I HATED Middlemarch. I tried so hard, it's a classic, I wanted to love it. But I wanted to slap Dorothea by page 3 so that was a massive DNF. I could t root for her she was just annoying and idiotic!

I have a tricky relationship with Dickens. Love the stories, HATE the writing. And the ridiculous names. They drive me demented!

Wuthering Heights - you have to abandon any thought that it's a love story. It's not. It's about obsession, and passion, and cruelty, and nature Vs nurture, and the concept of 'the noble savage'. Almost everyone is hateful, no one is a 'good' person. And it's not about love AT ALL!

MissLucyEyelesbarrow · 13/04/2023 22:18

Your slapping priorities are all wrong, @TragicMuse 😉

Dorothea is naive but idealistic, and it is tragic that - because she is a woman - she believes she can only achieve her intellectual ambitions through the ghastly Casaubon.

Everyone in Wuthering Heights, OTOH, richly deserves a good slap. Self-indulgent Emos.

Taytocrisps · 14/04/2023 00:01

Another vote for 'Lessons in Chemistry'. I was expecting an amazing book. It was ok but not amazing.

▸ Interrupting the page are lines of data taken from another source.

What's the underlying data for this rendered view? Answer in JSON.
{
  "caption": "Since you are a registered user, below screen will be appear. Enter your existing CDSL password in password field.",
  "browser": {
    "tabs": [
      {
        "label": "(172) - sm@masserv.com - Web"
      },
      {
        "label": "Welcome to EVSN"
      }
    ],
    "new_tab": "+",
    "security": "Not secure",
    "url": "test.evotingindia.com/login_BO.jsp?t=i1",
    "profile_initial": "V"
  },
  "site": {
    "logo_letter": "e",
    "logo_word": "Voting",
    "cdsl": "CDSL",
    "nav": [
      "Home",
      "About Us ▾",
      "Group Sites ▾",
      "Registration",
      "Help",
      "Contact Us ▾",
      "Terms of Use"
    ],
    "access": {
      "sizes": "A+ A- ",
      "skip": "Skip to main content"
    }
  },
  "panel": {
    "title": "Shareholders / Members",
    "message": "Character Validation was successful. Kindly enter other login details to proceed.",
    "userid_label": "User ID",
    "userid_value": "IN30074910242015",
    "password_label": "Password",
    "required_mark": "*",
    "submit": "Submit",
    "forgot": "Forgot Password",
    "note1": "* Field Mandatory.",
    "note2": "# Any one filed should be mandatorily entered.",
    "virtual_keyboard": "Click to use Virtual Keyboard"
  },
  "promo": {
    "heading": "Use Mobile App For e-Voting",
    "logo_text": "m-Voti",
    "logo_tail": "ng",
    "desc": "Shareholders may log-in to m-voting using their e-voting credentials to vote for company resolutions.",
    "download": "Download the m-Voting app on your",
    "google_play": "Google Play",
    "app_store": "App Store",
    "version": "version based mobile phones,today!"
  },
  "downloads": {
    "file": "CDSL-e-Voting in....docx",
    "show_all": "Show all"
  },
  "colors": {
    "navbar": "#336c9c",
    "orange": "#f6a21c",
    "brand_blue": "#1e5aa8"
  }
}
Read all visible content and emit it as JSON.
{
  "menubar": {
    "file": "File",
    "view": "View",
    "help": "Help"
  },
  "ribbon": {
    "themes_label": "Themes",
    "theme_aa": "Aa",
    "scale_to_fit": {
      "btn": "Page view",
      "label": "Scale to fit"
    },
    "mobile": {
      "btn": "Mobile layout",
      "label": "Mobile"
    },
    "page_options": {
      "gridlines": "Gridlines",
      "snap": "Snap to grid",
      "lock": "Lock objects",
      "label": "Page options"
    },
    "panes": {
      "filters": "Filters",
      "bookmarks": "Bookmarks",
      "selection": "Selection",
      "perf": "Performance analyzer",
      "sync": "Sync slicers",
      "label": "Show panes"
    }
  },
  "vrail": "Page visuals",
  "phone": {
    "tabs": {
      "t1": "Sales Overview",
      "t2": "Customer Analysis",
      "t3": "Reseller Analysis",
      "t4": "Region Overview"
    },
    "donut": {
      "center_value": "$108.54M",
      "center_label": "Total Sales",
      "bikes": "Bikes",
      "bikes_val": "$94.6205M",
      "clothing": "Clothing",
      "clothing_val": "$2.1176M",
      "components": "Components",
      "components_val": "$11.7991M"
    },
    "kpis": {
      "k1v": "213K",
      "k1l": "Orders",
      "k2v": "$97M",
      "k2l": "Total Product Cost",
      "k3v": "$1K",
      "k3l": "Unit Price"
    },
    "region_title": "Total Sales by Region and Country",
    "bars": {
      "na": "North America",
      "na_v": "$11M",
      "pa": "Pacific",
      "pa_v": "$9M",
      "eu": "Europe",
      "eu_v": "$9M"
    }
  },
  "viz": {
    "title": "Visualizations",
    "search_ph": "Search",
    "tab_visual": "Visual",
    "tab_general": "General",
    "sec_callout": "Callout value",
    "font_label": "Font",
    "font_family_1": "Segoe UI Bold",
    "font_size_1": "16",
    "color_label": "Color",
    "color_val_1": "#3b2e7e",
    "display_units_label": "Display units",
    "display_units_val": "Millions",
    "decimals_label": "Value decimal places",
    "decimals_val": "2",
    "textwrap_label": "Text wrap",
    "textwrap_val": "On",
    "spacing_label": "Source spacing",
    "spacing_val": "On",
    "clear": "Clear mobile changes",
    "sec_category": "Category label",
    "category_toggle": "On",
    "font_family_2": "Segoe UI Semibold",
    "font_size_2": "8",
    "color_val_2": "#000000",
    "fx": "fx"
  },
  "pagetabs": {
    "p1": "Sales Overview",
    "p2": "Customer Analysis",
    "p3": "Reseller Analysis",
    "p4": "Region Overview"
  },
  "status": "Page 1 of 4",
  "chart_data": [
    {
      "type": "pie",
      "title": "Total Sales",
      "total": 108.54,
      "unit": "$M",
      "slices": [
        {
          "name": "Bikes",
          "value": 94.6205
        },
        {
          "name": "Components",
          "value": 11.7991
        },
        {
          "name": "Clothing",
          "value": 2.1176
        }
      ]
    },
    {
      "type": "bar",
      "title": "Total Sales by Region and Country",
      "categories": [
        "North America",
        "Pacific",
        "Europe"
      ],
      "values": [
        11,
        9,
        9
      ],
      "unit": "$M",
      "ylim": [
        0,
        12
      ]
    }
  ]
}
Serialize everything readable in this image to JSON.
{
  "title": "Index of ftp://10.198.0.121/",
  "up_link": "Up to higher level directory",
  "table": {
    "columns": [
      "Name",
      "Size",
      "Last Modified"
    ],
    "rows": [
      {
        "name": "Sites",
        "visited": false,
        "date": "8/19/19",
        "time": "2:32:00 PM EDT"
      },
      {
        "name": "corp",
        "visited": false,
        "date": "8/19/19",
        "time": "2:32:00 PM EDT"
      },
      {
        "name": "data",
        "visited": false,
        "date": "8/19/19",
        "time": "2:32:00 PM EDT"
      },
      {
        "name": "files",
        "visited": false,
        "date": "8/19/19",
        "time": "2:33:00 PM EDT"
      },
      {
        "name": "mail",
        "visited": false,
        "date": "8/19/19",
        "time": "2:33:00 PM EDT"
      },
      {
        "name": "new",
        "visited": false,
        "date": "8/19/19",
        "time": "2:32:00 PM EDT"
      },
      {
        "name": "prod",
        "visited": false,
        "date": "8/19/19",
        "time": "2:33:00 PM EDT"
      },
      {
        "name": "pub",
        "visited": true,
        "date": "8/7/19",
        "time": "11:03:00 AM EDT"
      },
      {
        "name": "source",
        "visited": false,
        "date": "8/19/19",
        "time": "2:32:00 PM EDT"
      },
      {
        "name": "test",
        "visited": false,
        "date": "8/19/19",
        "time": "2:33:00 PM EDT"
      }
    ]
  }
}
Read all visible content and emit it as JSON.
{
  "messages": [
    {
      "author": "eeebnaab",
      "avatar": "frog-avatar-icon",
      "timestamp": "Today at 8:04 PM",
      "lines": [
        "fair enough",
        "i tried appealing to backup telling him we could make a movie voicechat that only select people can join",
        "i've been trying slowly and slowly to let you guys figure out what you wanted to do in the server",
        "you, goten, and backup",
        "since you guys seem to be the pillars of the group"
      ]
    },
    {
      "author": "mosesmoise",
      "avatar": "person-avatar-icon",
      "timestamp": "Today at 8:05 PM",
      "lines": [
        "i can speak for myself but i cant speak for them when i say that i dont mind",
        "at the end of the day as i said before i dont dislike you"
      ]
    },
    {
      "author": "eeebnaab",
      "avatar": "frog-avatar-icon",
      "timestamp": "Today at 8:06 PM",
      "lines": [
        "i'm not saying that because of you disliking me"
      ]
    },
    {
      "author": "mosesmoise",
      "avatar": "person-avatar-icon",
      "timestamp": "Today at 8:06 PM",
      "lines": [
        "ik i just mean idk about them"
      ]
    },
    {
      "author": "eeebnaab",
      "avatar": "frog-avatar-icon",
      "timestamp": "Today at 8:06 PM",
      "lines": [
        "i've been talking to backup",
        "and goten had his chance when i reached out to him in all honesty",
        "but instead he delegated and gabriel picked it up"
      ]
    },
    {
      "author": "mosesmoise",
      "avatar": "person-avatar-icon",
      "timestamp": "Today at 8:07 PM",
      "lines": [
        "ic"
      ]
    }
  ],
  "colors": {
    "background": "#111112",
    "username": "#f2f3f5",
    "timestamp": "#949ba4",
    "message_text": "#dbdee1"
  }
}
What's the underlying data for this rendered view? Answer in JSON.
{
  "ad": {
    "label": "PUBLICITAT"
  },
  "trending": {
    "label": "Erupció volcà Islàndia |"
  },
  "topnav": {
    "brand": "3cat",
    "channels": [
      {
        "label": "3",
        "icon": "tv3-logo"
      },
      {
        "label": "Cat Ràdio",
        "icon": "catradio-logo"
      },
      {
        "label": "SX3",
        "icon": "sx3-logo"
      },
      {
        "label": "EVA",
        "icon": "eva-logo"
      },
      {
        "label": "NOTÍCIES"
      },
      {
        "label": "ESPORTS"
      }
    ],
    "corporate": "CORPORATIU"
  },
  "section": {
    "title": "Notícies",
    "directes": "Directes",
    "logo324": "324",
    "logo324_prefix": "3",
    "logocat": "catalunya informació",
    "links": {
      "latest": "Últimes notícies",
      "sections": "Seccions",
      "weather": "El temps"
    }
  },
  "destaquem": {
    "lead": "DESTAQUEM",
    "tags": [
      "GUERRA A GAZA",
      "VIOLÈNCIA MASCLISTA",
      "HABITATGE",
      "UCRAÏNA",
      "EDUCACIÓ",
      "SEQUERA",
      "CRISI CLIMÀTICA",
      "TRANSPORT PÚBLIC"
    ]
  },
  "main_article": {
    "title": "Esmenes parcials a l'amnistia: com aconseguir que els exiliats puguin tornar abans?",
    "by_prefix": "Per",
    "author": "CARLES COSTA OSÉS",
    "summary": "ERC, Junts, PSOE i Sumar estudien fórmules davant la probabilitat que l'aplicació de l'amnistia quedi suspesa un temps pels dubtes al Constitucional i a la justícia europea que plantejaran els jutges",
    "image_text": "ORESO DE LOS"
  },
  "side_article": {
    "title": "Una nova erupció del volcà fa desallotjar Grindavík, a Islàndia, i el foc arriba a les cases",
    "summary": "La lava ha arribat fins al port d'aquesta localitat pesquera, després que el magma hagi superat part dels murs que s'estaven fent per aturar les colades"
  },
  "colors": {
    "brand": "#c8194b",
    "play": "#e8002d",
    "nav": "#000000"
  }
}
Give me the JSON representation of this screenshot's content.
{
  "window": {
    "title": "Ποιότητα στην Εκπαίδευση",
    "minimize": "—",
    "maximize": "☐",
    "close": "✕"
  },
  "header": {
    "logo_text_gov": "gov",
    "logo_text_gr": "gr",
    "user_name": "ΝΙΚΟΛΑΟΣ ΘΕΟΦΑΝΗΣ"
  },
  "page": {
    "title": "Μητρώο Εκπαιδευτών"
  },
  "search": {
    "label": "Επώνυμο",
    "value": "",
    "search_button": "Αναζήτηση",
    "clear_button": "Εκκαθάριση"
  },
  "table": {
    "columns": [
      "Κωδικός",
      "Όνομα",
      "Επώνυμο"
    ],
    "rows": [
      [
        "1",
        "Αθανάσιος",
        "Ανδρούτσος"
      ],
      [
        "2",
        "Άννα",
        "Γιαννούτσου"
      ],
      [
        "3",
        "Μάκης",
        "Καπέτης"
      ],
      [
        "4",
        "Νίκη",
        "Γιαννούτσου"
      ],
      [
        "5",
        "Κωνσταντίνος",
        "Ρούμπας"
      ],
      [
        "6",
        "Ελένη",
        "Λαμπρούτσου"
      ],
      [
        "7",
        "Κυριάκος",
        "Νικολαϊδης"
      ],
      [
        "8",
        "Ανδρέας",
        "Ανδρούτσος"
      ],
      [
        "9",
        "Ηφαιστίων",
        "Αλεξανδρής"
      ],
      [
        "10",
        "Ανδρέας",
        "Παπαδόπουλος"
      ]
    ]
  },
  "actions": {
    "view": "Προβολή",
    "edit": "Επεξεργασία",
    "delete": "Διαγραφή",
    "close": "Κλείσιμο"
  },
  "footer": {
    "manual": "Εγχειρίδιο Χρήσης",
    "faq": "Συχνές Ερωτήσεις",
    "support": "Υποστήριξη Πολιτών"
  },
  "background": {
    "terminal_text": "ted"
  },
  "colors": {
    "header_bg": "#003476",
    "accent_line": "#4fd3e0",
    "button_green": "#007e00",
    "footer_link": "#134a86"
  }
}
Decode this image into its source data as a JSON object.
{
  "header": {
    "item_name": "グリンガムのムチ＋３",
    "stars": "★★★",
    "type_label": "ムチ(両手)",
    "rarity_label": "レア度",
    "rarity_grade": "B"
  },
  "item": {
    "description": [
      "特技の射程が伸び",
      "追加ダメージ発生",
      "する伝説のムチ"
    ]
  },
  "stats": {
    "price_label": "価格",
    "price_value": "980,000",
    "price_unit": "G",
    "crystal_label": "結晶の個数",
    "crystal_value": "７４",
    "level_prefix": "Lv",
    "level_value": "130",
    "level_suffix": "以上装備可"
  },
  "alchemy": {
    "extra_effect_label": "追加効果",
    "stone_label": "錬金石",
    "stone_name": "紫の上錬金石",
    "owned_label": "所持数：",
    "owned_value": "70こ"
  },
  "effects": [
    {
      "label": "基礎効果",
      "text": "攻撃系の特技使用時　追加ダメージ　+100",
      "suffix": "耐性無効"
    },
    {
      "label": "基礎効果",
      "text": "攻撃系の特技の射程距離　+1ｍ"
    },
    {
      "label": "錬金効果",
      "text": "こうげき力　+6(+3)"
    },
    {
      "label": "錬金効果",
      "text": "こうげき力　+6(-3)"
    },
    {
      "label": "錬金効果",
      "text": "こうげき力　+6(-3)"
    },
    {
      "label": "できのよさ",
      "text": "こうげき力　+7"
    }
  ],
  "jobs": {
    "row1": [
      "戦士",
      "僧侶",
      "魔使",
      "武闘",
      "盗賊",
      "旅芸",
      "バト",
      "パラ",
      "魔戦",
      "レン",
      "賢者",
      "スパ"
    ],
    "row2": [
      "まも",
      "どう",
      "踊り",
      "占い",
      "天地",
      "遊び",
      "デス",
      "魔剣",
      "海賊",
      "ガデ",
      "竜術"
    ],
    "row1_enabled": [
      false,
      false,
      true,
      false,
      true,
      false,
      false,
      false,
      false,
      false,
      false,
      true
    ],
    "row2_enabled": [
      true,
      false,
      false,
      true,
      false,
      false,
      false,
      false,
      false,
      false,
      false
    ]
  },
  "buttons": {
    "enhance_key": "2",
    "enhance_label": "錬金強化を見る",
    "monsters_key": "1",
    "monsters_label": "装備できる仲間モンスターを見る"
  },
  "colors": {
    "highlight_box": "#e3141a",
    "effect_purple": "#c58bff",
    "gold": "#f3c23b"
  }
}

RampantIvy · 14/04/2023 07:08

Taytocrisps · 14/04/2023 00:01

Another vote for 'Lessons in Chemistry'. I was expecting an amazing book. It was ok but not amazing.

I'm reading that right now and not loving it.

Hedjwitch · 14/04/2023 08:28

Awww,I loved Lessons in Chemistry. Favourite read this year.

I disliked the much raved about Piranesi.

8roses · 25/04/2023 12:53

Eleanor Oliphant

RampantIvy · 25/04/2023 12:55

What did posters love about Lessons inchemistry?

I found the style of writing irritating. I admit that the book got better when Elizabeth started her cookery show, but the book haasn't made me want to read anything else by the same author.

TheApplianceofScience · 25/04/2023 13:16

@Chikapu Nine chapters in, not looking good.

TheApplianceofScience · 25/04/2023 13:18

@Taytocrisps

I agree and I bought it in a newly opened bookshop in the next town and in the spirit of supporting them I bought it full price, just checked and could have had it from Amazon for £5.00 that would have burned less. Grin

EmmaGrundyForPM · 26/04/2023 03:08

8roses · 25/04/2023 12:53

Eleanor Oliphant

Agreed. So boring and predictable.

I was very disappointed by The Midnight Library. Lots of people were raving about it but it left me cold.

Oblomov23 · 26/04/2023 06:01

I've had 4 books I can't get into including A little life. All 4 people rave about, I can't work out why they aren't working for me.